When first reports surfaced the humiliation-assault DVD allegedly made by a group of teenage Werribee boys, Today Tonight must have been thanking their lucky stars. But their reckless approach to journalism reminded me of Alan Jones’ behaviour in the days preceding the Cronulla riots.
In both cases, an ugly and abhorrent social underbelly is exposed, and outrage is the appropriate response. Or is it? Outrage features prominently in Internet responses and vox pops. “They need seven shades of sh*t kicked out of them”
In both cases an abhorrent injustice is alleged to have occurred. But a sensationalist response neither assists the course of justice, nor does it attempt to explore the question of why boys would engage in the acts of which they are accused.
Such responses simply reinforce a two-dimensional view of society, which is precisely the perspective that makes programs like Today Tonight and A Current Affair thrive. It’s a footy game of Us v Them. Battlers v Bludgers, and popular targets are “out of control youth”, “the ripoff merchant, still trading”, and “the crazy chauvanistic Muslim imam”. Pick a team and barrack like hell.
Channel Seven made the connection between the boys’ behaviour and the program Jackass on MTV. The response from Johnny Knoxville to the Seven Network, "No, they're not inspired by us - they're animals". Good. He’s on our team. Not one of them. Jackass is all about silly fun. Boys being boys. Not anything like this.
If we are interested in an authentic response to the reported acts of these Werribee high school students, and reported dispute between Lebanese youth and lifeguards in Cronulla, then we have got to go beyond Us and Them.
Is it so horrible that the seeds of such acts of childish cruelty might actually be resident in each of us? Absolutely. But is it so outrageous and abhorrent that we might have the same capacity to act so recklessly and violently as we have to act with such innovation and selflessness that inspires our fellow citizens to greater heights?
The Today Tonight dichotomy between heroes and villains simply projects the war of conscience that exists in each of us. The boys are alleged to have humiliated a teenage, mentally challenged girl for their own amusement and the amusement of others. Yet the process is repeated if our response to them is to vent our outrage in a public naming and shaming. In both cases, a scapegoat is identified and injustice is inflicted.
We have a very sound system of justice in this country. That these teenage boys showed no understanding of their teenage victim is either proof of their evil madness, or it is a sign of their immaturity. And it is precisely their immaturity that merits the need for a just consideration of their fates, which accounts for both natural justice and due process.
Their stupidity in identifying themselves on the DVD cover and credits, and the listing of the video on YouTube, makes it easier for the public to bypass the legal process in favour of a less just response.
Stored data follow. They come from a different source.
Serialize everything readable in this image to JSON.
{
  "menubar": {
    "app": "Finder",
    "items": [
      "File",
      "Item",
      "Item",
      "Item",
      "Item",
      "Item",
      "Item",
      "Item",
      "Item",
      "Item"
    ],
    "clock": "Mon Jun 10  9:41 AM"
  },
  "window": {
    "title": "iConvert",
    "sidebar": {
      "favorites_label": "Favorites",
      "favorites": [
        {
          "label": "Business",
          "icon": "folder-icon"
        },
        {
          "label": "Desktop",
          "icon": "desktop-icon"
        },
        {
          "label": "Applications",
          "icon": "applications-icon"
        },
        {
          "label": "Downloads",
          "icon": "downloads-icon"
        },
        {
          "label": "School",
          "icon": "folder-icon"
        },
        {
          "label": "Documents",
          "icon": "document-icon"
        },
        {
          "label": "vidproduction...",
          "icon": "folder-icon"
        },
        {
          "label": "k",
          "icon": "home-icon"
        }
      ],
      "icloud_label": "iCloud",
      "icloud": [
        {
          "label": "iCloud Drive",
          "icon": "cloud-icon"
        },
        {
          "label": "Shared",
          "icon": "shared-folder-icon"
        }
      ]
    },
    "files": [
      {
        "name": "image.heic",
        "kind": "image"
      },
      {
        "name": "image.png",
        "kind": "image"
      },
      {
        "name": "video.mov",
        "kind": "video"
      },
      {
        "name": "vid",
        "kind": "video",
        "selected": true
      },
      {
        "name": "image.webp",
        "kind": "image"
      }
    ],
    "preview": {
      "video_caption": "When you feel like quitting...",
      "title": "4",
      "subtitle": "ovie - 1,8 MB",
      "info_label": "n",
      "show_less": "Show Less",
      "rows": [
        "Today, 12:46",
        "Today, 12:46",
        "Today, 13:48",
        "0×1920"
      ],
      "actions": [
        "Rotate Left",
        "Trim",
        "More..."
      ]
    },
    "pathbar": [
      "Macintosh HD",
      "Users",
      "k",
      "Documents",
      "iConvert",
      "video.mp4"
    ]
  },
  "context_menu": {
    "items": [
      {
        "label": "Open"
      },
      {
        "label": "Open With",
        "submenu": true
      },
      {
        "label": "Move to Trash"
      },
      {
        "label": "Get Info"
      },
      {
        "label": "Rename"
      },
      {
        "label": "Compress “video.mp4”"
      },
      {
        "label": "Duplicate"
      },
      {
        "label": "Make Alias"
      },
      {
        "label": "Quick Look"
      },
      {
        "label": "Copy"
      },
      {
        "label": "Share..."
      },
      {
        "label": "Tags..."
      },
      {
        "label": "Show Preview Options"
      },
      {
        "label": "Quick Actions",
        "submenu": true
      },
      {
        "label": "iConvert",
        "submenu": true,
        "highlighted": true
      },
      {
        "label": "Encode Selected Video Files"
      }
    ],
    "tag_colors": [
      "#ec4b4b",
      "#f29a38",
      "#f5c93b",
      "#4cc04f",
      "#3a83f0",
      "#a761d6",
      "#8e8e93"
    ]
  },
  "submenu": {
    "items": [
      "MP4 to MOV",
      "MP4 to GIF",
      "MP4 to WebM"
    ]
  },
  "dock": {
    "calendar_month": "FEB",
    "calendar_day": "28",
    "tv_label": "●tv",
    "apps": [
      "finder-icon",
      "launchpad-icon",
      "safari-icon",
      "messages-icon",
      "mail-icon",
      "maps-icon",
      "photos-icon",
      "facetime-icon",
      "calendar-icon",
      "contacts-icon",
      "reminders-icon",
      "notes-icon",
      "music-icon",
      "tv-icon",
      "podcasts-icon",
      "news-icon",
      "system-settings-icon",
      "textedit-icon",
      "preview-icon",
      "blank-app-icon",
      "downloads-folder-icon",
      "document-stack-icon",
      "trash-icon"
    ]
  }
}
And you can bet the members of the mob won’t each sign their name on the DVD. Cronulla?
Perhaps Today Tonight, through their reckless approach to journalism, will be complicit in any acts of violence or self-harm that may emerge from this sad episode. Will the locus of shame and scapegoating extend to them? Should it?
The theological response I feel motivated to offer is through a simple story in John 8. Jesus comes across a group who are about to stone a woman who is caught sleeping with another woman’s husband. His response is to offer this advice, “Whoever is without sin should throw the first stone.” And in the story, the crowd disperses.